I see two main reasons why people choose Chapter 13 cases instead of a cheaper, quicker, easier Chapter 7 case.  First, they aren't eligible for Chapter 7.  This could be because they filed a previous Chapter 7 case within 8 years, or because their income is too high for Chapter 7 and they fail the "means test".  I could talk about the means test for days, but that is the subject of another post.  The second reason is people who are behind on their mortgages but still want to save their homes from foreclosure.  Chapter 13 allows you to force the mortgage company to let you catch up slowly.  Given the horrible abuses of the well intended mortgage modification programs by the big banks, and the generic unresponsiveness of large financial institutions, it can be extremely appealing to file a Chapter 13 and force the mortgage company to follow your instructions for once.

All bankruptcies start out the same way, with 50-60 pages of disclosure about your finances.  The price of a bankruptcy discharge is full disclosure.  We will list everything you own, everyone you owe, answer a lot of narrative questions, provide a projected future budget and complete the means test.  For Chapter 7 cases, that is almost everything you have to do (there is a brief meeting of creditors to attend, and the rare possibility of a challenge to your discharge).  For reorganization cases you start with these disclosures, but then you have to file a plan and start making payments into the system.  Those payments are used to repay creditors in part or sometimes in full according to a complicated formula of priority.  So the main difference between Chapter 7 cases and Chapter 13 cases is three to five years of payments.

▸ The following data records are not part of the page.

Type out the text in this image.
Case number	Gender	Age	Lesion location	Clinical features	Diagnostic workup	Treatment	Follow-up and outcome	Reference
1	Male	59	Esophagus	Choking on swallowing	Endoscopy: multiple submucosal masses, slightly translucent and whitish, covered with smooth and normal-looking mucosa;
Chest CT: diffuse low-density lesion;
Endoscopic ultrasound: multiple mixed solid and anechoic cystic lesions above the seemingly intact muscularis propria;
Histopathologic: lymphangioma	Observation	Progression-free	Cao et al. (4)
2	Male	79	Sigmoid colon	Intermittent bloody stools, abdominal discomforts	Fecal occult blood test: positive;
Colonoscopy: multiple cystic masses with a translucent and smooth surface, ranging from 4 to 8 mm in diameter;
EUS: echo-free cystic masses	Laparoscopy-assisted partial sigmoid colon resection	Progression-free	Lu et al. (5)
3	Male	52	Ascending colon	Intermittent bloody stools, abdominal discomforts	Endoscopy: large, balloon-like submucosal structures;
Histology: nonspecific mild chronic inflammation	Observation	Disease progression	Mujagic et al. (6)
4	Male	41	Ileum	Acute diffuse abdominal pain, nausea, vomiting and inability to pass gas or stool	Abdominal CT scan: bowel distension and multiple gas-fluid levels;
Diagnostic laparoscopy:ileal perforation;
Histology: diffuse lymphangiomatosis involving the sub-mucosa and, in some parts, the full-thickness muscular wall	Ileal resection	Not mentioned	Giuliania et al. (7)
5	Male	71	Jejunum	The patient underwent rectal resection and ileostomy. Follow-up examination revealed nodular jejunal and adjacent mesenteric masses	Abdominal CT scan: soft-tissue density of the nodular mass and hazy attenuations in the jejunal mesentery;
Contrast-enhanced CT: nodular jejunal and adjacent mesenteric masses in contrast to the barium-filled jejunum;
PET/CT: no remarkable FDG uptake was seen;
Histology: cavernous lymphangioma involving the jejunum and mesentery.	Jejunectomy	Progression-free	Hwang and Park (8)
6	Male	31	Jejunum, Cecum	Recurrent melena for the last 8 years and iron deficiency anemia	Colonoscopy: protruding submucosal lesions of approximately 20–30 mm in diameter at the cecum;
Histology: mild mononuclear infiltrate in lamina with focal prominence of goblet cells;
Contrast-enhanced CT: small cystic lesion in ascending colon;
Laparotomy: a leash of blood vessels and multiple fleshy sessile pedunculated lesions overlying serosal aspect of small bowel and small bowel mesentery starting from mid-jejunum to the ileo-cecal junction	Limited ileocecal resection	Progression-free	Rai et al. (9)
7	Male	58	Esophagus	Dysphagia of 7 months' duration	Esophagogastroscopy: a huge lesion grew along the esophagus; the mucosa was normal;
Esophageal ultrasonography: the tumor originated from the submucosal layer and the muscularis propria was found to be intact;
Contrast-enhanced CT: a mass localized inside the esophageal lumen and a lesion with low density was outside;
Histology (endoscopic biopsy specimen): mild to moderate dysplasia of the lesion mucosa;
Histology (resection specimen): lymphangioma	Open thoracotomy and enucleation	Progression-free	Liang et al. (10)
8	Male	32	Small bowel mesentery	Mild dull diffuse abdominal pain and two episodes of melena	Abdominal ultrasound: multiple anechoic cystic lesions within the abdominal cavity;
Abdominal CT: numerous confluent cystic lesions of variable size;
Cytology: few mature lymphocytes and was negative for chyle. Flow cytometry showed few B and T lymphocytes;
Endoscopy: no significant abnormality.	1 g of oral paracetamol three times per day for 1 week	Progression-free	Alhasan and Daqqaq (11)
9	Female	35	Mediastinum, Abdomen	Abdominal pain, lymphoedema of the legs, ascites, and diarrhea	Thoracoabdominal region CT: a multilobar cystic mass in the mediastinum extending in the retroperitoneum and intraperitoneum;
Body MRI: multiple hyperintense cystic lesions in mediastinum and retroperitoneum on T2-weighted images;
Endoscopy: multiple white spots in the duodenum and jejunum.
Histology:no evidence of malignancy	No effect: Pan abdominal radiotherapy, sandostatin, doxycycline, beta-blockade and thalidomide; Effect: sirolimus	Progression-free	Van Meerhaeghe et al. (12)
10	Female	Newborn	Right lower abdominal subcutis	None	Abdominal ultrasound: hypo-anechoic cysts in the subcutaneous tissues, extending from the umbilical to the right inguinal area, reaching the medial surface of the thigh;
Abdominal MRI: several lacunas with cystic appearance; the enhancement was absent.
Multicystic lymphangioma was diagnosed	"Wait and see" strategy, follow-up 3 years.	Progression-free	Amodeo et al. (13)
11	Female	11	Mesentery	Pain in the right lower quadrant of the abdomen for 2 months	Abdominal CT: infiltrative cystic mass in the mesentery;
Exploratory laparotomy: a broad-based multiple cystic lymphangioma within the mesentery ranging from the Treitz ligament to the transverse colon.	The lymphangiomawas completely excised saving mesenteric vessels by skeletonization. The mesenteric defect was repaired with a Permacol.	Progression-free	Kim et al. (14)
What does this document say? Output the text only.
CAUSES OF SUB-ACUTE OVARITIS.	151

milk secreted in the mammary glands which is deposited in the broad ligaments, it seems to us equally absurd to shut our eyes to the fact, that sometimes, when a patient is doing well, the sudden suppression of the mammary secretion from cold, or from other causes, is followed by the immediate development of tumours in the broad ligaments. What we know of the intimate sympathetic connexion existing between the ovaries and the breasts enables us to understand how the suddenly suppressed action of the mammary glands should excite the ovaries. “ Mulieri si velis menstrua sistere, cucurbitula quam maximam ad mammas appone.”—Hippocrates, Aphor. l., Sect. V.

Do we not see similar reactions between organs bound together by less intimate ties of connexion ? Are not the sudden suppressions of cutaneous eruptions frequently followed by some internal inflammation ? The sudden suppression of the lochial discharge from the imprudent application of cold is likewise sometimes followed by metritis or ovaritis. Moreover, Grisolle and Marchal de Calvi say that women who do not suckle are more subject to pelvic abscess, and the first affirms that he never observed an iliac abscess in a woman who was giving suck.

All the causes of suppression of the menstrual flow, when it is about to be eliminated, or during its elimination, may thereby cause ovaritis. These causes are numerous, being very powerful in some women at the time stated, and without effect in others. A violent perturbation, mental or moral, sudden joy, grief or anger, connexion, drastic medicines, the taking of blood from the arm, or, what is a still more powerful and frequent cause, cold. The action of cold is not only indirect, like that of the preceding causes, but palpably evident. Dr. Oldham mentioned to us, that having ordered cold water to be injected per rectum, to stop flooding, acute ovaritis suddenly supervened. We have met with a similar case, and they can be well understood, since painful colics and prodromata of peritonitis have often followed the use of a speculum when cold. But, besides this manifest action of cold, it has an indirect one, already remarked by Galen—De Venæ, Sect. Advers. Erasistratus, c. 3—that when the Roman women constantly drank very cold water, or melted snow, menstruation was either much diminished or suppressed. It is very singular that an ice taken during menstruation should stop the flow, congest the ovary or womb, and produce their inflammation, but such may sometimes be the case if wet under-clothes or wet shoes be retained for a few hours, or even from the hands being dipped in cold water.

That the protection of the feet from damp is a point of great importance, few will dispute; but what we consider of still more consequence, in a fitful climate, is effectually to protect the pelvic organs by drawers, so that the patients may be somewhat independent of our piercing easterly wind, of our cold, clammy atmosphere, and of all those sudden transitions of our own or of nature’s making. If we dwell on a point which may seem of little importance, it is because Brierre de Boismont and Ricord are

Chapter 7 is clearly the most bang for the buck.  Even a modest plan payment under Chapter 13 of $500 per month is a total payout to creditors of $30,000 over five years.  If it is a close call whether you are eligible for Chapter 7 or not, you can see that the stakes can be pretty high.  Chapter 13 cases are particularly hard on self employed people or folks with seasonal changes in income because Chapter 13 really is intended for steady, regular income earners.  But properly designed, a Chapter 13 reorganization is an invaluable tool for people in certain situations.